I want to go home..
But I don't know where home is
If you are no longer there
Does it still have laughter?
Where is my home?
Does it still live in your feet?
Are you there?
Are you here?
I want to come home to you.
I feel like i could walk from here to you barefoot - and barebacked
Across the 7 seas - maybe on the back of humpback whale - I hear they are home now
I feel like I could cross realms for you - one to the next to find you as you did for me
I could find you in the center of the ocean - your body calls to me
The line where the sun comes home to the earth calls to me
The rocky roads, the white soil, the tall grass call to me
The words you taught me call to me; they come hunting/ calling to me
Oh!

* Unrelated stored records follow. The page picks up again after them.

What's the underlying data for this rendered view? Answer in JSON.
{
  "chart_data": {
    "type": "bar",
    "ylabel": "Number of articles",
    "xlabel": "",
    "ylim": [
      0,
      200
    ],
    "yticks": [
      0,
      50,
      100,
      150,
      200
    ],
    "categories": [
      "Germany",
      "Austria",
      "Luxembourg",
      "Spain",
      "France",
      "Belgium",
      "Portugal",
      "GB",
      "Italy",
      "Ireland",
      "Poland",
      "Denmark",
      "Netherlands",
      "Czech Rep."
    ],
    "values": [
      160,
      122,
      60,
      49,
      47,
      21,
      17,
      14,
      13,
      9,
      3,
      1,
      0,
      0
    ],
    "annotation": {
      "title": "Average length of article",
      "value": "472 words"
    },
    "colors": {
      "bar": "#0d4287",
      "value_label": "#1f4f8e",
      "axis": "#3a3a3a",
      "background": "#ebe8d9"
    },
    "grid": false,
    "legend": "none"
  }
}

How I miss when my home lived in your blessed feet
Maybe now I will move my agal to my feet…. Or to Muzamil’s
Will you still call to me?
Tell me stories - teach me some more
I will cross realms to come to you
I tell Allah about you everyday, as you told him about me
I say “Ya Raab, Ya Noor, light her way,
She did right by me, bless her and protect her.

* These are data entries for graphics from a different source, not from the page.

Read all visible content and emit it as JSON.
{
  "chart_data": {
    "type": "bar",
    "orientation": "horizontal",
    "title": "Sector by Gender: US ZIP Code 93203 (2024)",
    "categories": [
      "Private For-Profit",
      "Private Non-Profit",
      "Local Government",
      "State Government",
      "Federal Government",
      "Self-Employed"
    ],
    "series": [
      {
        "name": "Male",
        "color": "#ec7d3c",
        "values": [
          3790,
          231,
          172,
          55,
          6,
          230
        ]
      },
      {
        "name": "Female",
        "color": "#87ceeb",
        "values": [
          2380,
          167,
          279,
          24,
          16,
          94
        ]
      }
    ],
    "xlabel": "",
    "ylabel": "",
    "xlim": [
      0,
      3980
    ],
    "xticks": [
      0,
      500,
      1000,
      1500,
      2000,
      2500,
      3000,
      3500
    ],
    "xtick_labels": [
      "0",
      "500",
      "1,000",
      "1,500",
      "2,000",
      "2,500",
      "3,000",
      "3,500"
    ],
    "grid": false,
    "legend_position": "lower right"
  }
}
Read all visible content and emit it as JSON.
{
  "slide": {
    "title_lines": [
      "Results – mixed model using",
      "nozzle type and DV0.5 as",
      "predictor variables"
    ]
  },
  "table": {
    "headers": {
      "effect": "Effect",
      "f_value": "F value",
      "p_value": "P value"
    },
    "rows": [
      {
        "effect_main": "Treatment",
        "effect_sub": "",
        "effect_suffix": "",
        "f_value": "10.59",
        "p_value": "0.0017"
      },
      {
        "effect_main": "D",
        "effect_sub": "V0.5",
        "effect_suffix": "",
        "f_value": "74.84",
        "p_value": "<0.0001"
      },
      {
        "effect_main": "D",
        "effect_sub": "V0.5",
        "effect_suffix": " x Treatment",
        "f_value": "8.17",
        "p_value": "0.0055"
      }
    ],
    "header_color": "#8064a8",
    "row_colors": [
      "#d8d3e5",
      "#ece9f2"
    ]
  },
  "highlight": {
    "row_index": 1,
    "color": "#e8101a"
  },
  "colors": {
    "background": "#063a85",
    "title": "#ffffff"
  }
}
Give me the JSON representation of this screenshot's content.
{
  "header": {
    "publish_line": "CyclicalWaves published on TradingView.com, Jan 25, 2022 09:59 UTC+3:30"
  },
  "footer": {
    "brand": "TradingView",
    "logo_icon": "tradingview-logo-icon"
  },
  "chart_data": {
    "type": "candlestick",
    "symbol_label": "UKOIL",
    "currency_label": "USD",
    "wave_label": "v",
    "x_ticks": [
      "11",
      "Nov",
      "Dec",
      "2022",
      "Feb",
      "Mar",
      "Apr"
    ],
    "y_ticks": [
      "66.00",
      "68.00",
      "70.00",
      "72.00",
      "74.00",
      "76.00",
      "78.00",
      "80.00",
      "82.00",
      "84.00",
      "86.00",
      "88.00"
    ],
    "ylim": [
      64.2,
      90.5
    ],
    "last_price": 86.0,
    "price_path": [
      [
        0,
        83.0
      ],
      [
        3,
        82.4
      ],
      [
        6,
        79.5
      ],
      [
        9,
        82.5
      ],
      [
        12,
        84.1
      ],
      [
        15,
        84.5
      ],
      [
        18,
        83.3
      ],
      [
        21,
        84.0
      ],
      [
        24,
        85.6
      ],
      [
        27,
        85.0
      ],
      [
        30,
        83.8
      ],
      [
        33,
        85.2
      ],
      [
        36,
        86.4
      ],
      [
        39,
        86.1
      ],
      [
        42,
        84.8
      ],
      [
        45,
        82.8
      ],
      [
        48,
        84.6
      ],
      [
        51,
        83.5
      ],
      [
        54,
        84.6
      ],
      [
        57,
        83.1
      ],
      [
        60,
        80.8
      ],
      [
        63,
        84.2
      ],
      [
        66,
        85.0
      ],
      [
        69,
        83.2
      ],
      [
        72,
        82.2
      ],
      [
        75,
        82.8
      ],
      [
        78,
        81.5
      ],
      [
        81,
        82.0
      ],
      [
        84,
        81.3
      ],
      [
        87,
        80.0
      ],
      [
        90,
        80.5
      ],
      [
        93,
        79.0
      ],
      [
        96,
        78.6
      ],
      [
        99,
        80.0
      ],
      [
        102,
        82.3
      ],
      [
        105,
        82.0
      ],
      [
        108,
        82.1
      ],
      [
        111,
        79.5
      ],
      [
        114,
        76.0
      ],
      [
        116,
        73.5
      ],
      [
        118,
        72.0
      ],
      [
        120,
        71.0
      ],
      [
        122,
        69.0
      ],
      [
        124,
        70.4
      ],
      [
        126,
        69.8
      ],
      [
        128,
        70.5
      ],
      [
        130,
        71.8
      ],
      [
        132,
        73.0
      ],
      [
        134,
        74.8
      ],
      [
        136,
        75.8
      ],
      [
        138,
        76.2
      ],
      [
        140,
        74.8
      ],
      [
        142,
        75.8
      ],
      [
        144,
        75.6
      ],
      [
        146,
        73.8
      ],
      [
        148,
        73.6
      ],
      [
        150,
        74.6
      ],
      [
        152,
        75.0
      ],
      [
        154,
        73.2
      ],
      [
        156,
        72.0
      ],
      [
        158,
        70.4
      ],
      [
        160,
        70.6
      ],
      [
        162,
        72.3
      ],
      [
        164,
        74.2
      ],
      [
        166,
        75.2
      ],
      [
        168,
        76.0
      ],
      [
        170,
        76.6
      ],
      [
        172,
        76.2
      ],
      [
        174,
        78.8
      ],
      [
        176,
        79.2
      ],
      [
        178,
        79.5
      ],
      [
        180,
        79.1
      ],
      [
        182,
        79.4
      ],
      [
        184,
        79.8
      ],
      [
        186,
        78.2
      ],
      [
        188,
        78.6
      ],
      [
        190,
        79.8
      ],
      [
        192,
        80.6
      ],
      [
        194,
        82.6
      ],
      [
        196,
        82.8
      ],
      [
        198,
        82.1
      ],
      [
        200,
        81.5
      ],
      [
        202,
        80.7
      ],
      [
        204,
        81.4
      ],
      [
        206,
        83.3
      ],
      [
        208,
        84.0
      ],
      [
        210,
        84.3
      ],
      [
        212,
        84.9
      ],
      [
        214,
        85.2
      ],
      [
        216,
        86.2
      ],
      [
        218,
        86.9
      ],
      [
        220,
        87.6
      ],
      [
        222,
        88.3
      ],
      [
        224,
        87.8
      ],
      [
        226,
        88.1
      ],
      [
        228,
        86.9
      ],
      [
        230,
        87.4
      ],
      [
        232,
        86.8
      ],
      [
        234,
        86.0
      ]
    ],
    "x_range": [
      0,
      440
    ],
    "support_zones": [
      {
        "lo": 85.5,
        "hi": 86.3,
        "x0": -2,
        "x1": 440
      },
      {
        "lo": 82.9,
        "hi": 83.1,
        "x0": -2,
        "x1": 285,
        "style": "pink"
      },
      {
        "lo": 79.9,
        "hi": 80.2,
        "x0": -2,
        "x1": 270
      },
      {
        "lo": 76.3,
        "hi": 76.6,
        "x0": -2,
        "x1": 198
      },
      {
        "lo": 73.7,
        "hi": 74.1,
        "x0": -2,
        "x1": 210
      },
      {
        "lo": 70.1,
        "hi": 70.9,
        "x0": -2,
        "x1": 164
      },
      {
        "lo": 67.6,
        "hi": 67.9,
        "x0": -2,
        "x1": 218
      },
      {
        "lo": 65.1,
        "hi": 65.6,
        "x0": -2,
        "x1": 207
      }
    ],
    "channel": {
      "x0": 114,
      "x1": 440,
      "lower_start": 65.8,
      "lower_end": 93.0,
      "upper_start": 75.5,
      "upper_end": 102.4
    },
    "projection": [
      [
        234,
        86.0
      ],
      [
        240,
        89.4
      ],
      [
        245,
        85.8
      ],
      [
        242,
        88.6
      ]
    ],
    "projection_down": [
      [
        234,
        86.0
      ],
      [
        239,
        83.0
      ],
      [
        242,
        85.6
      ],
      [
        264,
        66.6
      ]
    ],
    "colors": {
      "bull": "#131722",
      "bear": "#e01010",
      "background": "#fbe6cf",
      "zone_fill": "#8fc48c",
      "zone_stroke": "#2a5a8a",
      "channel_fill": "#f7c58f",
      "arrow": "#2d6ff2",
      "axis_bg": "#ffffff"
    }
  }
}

As she reads the above poem to a group of a dozen people at BIPOC Foodways Alliance Table gathered to eat her fragrant barris iyo hilib (literally “goat and rice”)– Maryan Abdinur begins to weep.

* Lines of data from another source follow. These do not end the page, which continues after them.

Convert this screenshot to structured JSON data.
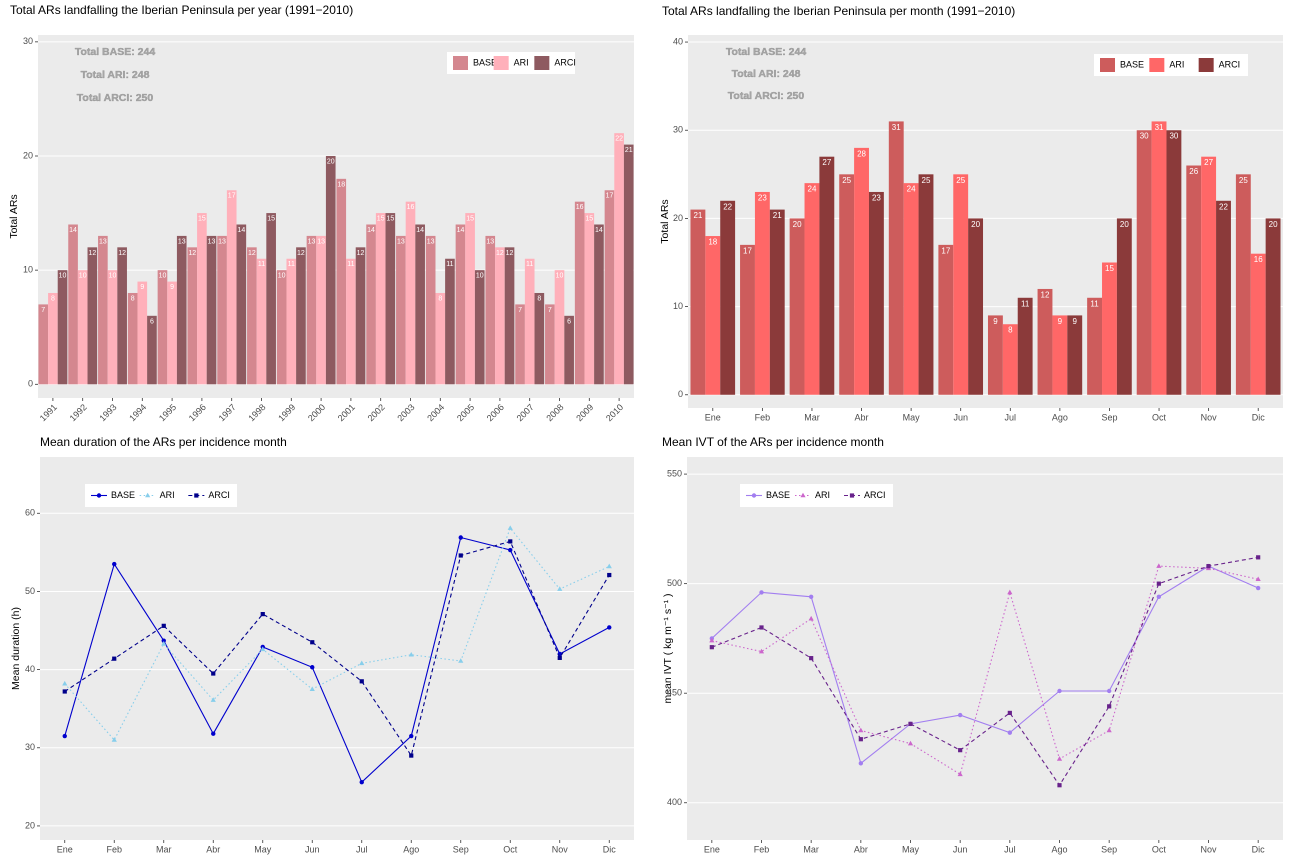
{
  "chart_data": [
    {
      "type": "bar",
      "title": "Total ARs landfalling the Iberian Peninsula per year (1991−2010)",
      "y_label": "Total ARs",
      "categories": [
        "1991",
        "1992",
        "1993",
        "1994",
        "1995",
        "1996",
        "1997",
        "1998",
        "1999",
        "2000",
        "2001",
        "2002",
        "2003",
        "2004",
        "2005",
        "2006",
        "2007",
        "2008",
        "2009",
        "2010"
      ],
      "series": [
        {
          "name": "BASE",
          "color": "#d4878f",
          "values": [
            7,
            14,
            13,
            8,
            10,
            12,
            13,
            12,
            10,
            13,
            18,
            14,
            13,
            13,
            14,
            13,
            7,
            7,
            16,
            17
          ]
        },
        {
          "name": "ARI",
          "color": "#ffb0ba",
          "values": [
            8,
            10,
            10,
            9,
            9,
            15,
            17,
            11,
            11,
            13,
            11,
            15,
            16,
            8,
            15,
            12,
            11,
            10,
            15,
            22
          ]
        },
        {
          "name": "ARCI",
          "color": "#8e5a60",
          "values": [
            10,
            12,
            12,
            6,
            13,
            13,
            14,
            15,
            12,
            20,
            12,
            15,
            14,
            11,
            10,
            12,
            8,
            6,
            14,
            21
          ]
        }
      ],
      "ylim": [
        -1.2,
        30.6
      ],
      "yticks": [
        0,
        10,
        20,
        30
      ],
      "grid": true,
      "legend_position": "top-right",
      "x_labels_rotated": true,
      "annotations": [
        "Total BASE: 244",
        "Total ARI: 248",
        "Total ARCI: 250"
      ]
    },
    {
      "type": "bar",
      "title": "Total ARs landfalling the Iberian Peninsula per month (1991−2010)",
      "y_label": "Total ARs",
      "categories": [
        "Ene",
        "Feb",
        "Mar",
        "Abr",
        "May",
        "Jun",
        "Jul",
        "Ago",
        "Sep",
        "Oct",
        "Nov",
        "Dic"
      ],
      "series": [
        {
          "name": "BASE",
          "color": "#cd5c5c",
          "values": [
            21,
            17,
            20,
            25,
            31,
            17,
            9,
            12,
            11,
            30,
            26,
            25
          ]
        },
        {
          "name": "ARI",
          "color": "#ff6767",
          "values": [
            18,
            23,
            24,
            28,
            24,
            25,
            8,
            9,
            15,
            31,
            27,
            16
          ]
        },
        {
          "name": "ARCI",
          "color": "#8b3a3a",
          "values": [
            22,
            21,
            27,
            23,
            25,
            20,
            11,
            9,
            20,
            30,
            22,
            20
          ]
        }
      ],
      "ylim": [
        -1.5,
        40.8
      ],
      "yticks": [
        0,
        10,
        20,
        30,
        40
      ],
      "grid": true,
      "legend_position": "top-right",
      "x_labels_rotated": false,
      "annotations": [
        "Total BASE: 244",
        "Total ARI: 248",
        "Total ARCI: 250"
      ]
    },
    {
      "type": "line",
      "title": "Mean duration of the ARs per incidence month",
      "y_label": "Mean duration (h)",
      "categories": [
        "Ene",
        "Feb",
        "Mar",
        "Abr",
        "May",
        "Jun",
        "Jul",
        "Ago",
        "Sep",
        "Oct",
        "Nov",
        "Dic"
      ],
      "series": [
        {
          "name": "BASE",
          "color": "#0000cd",
          "linetype": "solid",
          "marker": "circle",
          "values": [
            31.5,
            53.5,
            43.7,
            31.8,
            42.9,
            40.3,
            25.6,
            31.5,
            56.9,
            55.3,
            42.0,
            45.4
          ]
        },
        {
          "name": "ARI",
          "color": "#87ceeb",
          "linetype": "dotted",
          "marker": "triangle",
          "values": [
            38.2,
            31.0,
            43.3,
            36.1,
            42.6,
            37.5,
            40.8,
            41.9,
            41.1,
            58.1,
            50.3,
            53.2
          ]
        },
        {
          "name": "ARCI",
          "color": "#00008b",
          "linetype": "dashed",
          "marker": "square",
          "values": [
            37.2,
            41.4,
            45.6,
            39.5,
            47.1,
            43.5,
            38.5,
            29.0,
            54.6,
            56.4,
            41.5,
            52.1
          ]
        }
      ],
      "ylim": [
        18.2,
        67.2
      ],
      "yticks": [
        20,
        30,
        40,
        50,
        60
      ],
      "grid": true,
      "legend_position": "top-left"
    },
    {
      "type": "line",
      "title": "Mean IVT of the ARs per incidence month",
      "y_label": "mean IVT ( kg m⁻¹ s⁻¹ )",
      "categories": [
        "Ene",
        "Feb",
        "Mar",
        "Abr",
        "May",
        "Jun",
        "Jul",
        "Ago",
        "Sep",
        "Oct",
        "Nov",
        "Dic"
      ],
      "series": [
        {
          "name": "BASE",
          "color": "#a27ef0",
          "linetype": "solid",
          "marker": "circle",
          "values": [
            475,
            496,
            494,
            418,
            436,
            440,
            432,
            451,
            451,
            494,
            508,
            498
          ]
        },
        {
          "name": "ARI",
          "color": "#cc66cc",
          "linetype": "dotted",
          "marker": "triangle",
          "values": [
            474,
            469,
            484,
            433,
            427,
            413,
            496,
            420,
            433,
            508,
            507,
            502
          ]
        },
        {
          "name": "ARCI",
          "color": "#68228b",
          "linetype": "dashed",
          "marker": "square",
          "values": [
            471,
            480,
            466,
            429,
            436,
            424,
            441,
            408,
            444,
            500,
            508,
            512
          ]
        }
      ],
      "ylim": [
        383,
        557.8
      ],
      "yticks": [
        400,
        450,
        500,
        550
      ],
      "grid": true,
      "legend_position": "top-left"
    }
  ]
}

Silently, her 11-year-old son Muzamil rises from his place at the table to join, and embrace her. They stand as a singular pillar, until she finishes.
“This poem might make someone cry,” she said before the reading.
Turns out, that someone was her.
Minnesota has the largest population of Somalis in the country, estimated at nearly 90,000.
Like many of those, Maryan settled here after fleeing the Somali Civil War, which has been ongoing in some capacity since the 1980’s.
“I don’t think there’s a Somali who can answer what is causing the war,” she says. “I don’t think there are any two tribes who agree on what happened.” But one thing seems clear: much of the tumult is a legacy of colonialism.